Structural Separation: Forbidding a company from both owning a marketplace and competing in it (e.g., Amazon shouldn't sell its own brand against third-party sellers on its own site).
Private Right of Action: Allowing individuals and small businesses to sue monopolies directly without waiting for a slow-moving government agency.
9. The Trap of Digital Feudalism
A fascinating aspect is how the author links intellectual property to platform control. Through draconian copyright laws and DMCA 1201, companies prevent users from repairing their devices or competitors from creating compatible software. It is a form of "digital feudalism" where companies are lords and we are serfs who own nothing of what we buy, from e-books to smart tractors.
10. A Manifesto for the Future: Toward a Human Web
Doctorow's final narrative arc is not one of despair, but of action. He proposes a return to decentralization and the breaking of monopolies. The message is clear: The Internet can be fixed, but it requires us to stop viewing Big Tech as inevitable forces of nature and start seeing them as corporations that have abused their power.
The "Enshittification-Proof" Toolkit: Interoperable Tools
If you want to start reclaiming your digital autonomy today, Doctorow and the Electronic Frontier Foundation (EFF) often point toward these types of tools:
Mastodon / Fediverse: A decentralized social network where no single billionaire can change the rules overnight.
RSS Feeds: An "old-school" protocol that lets you follow websites and creators directly, bypassing algorithmic gatekeepers.
Signal: An encrypted messaging app that doesn't harvest your metadata and isn't owned by a surveillance-based corporation.
Firefox / Librewolf: Browsers that aren't built on Google’s "Chromium" engine, protecting the web's technical diversity.
Linux / GrapheneOS: Operating systems designed to give the user control over the hardware, rather than the manufacturer.
About the Author: Cory Doctorow
Cory Doctorow (Toronto, 1971) is one of the most singular and necessary voices in contemporary culture. An award-winning science fiction novelist, digital rights activist, and co-editor of Boing Boing, Doctorow has spent decades at the intersection of technology and social justice.
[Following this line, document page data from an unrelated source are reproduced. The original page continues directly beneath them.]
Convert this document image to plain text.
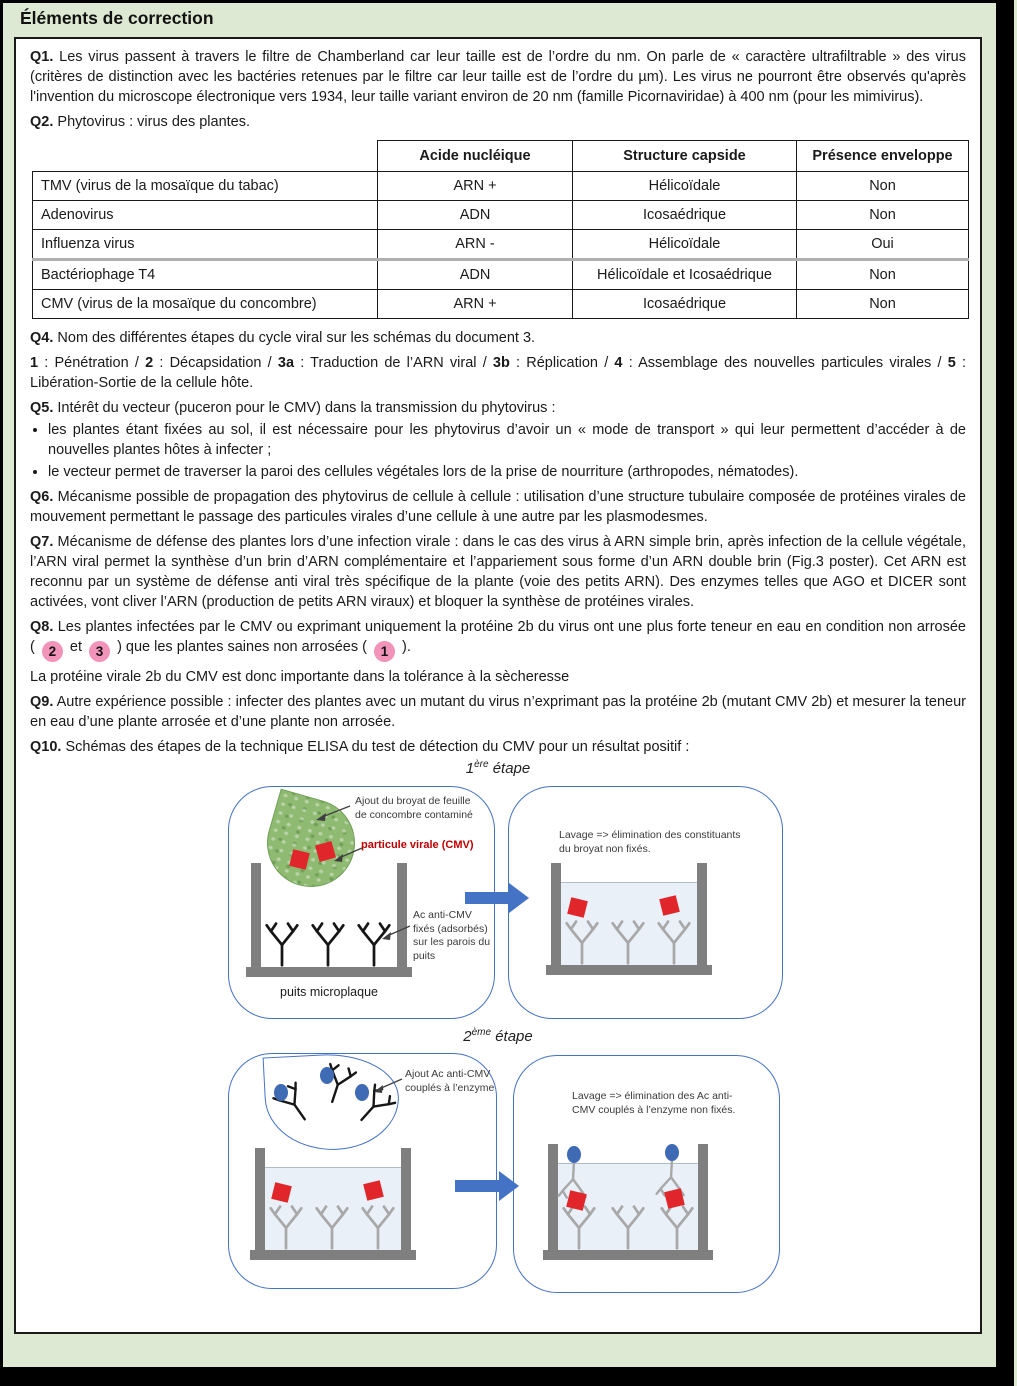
Éléments de correction

Q1. Les virus passent à travers le filtre de Chamberland car leur taille est de l’ordre du nm. On parle de « caractère ultrafiltrable » des virus (critères de distinction avec les bactéries retenues par le filtre car leur taille est de l’ordre du µm). Les virus ne pourront être observés qu'après l'invention du microscope électronique vers 1934, leur taille variant environ de 20 nm (famille Picornaviridae) à 400 nm (pour les mimivirus).

Q2. Phytovirus : virus des plantes.

	Acide nucléique	Structure capside	Présence enveloppe
TMV (virus de la mosaïque du tabac)	ARN +	Hélicoïdale	Non
Adenovirus	ADN	Icosaédrique	Non
Influenza virus	ARN -	Hélicoïdale	Oui
Bactériophage T4	ADN	Hélicoïdale et Icosaédrique	Non
CMV (virus de la mosaïque du concombre)	ARN +	Icosaédrique	Non

Q4. Nom des différentes étapes du cycle viral sur les schémas du document 3.

1 : Pénétration / 2 : Décapsidation / 3a : Traduction de l’ARN viral / 3b : Réplication / 4 : Assemblage des nouvelles particules virales / 5 : Libération-Sortie de la cellule hôte.

Q5. Intérêt du vecteur (puceron pour le CMV) dans la transmission du phytovirus :

• les plantes étant fixées au sol, il est nécessaire pour les phytovirus d’avoir un « mode de transport » qui leur permettent d’accéder à de nouvelles plantes hôtes à infecter ;
• le vecteur permet de traverser la paroi des cellules végétales lors de la prise de nourriture (arthropodes, nématodes).

Q6. Mécanisme possible de propagation des phytovirus de cellule à cellule : utilisation d’une structure tubulaire composée de protéines virales de mouvement permettant le passage des particules virales d’une cellule à une autre par les plasmodesmes.

Q7. Mécanisme de défense des plantes lors d’une infection virale : dans le cas des virus à ARN simple brin, après infection de la cellule végétale, l’ARN viral permet la synthèse d’un brin d’ARN complémentaire et l’appariement sous forme d’un ARN double brin (Fig.3 poster). Cet ARN est reconnu par un système de défense anti viral très spécifique de la plante (voie des petits ARN). Des enzymes telles que AGO et DICER sont activées, vont cliver l’ARN (production de petits ARN viraux) et bloquer la synthèse de protéines virales.

Q8. Les plantes infectées par le CMV ou exprimant uniquement la protéine 2b du virus ont une plus forte teneur en eau en condition non arrosée ( 2 et 3 ) que les plantes saines non arrosées ( 1 ).

La protéine virale 2b du CMV est donc importante dans la tolérance à la sècheresse

Q9. Autre expérience possible : infecter des plantes avec un mutant du virus n’exprimant pas la protéine 2b (mutant CMV 2b) et mesurer la teneur en eau d’une plante arrosée et d’une plante non arrosée.

Q10. Schémas des étapes de la technique ELISA du test de détection du CMV pour un résultat positif :

1ère étape
Ajout du broyat de feuille de concombre contaminé
particule virale (CMV)
Ac anti-CMV fixés (adsorbés) sur les parois du puits
puits microplaque
Lavage => élimination des constituants du broyat non fixés.
2ème étape
Ajout Ac anti-CMV couplés à l’enzyme
Lavage => élimination des Ac anti-CMV couplés à l’enzyme non fixés.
His ability to translate complex technical concepts into powerful political metaphors has made him the philosopher-in-residence for the digital generation.
Conclusions: The Price of Passivity
Enshittification is more than a viral term; it is a theoretical framework for understanding why technology seems to be turning against us. The grand lesson is that the quality of a digital service is inversely proportional to the user's lack of options. As long as the user is trapped, the platform has no incentive to be good only to be profitable.
Why Should You Read This Book?
In an era where we spend most of our waking lives interacting with screens, understanding the forces shaping that experience is a matter of intellectual survival. This book is the antidote to resignation. It will give you the vocabulary to name your frustration and, more importantly, the roadmap to demand something better. It is mandatory reading for anyone who feels that technological "progress" is feeling more and more like a human retreat.
Glossary of Terms
Enshittification: The process of decay in a digital platform where value is extracted from users and customers to benefit the company’s shareholders.
Interoperability: The ability of different systems and organizations to work together.
Adversarial Interoperability: Creating a new product that plugs into an existing one without the original manufacturer's permission.
Walled Garden: An ecosystem where the service provider has total control over applications, content, and media.
Switching Costs: The costs (time, money, or social capital) that a consumer incurs as a result of changing brands or products.
References
Doctorow, C. (2024). Enshittification: Why Everything Suddenly Got Worse and What to Do About It. Macmillan.
Doctorow, C. (2023). The 'Enshittification' of TikTok. Locus Magazine.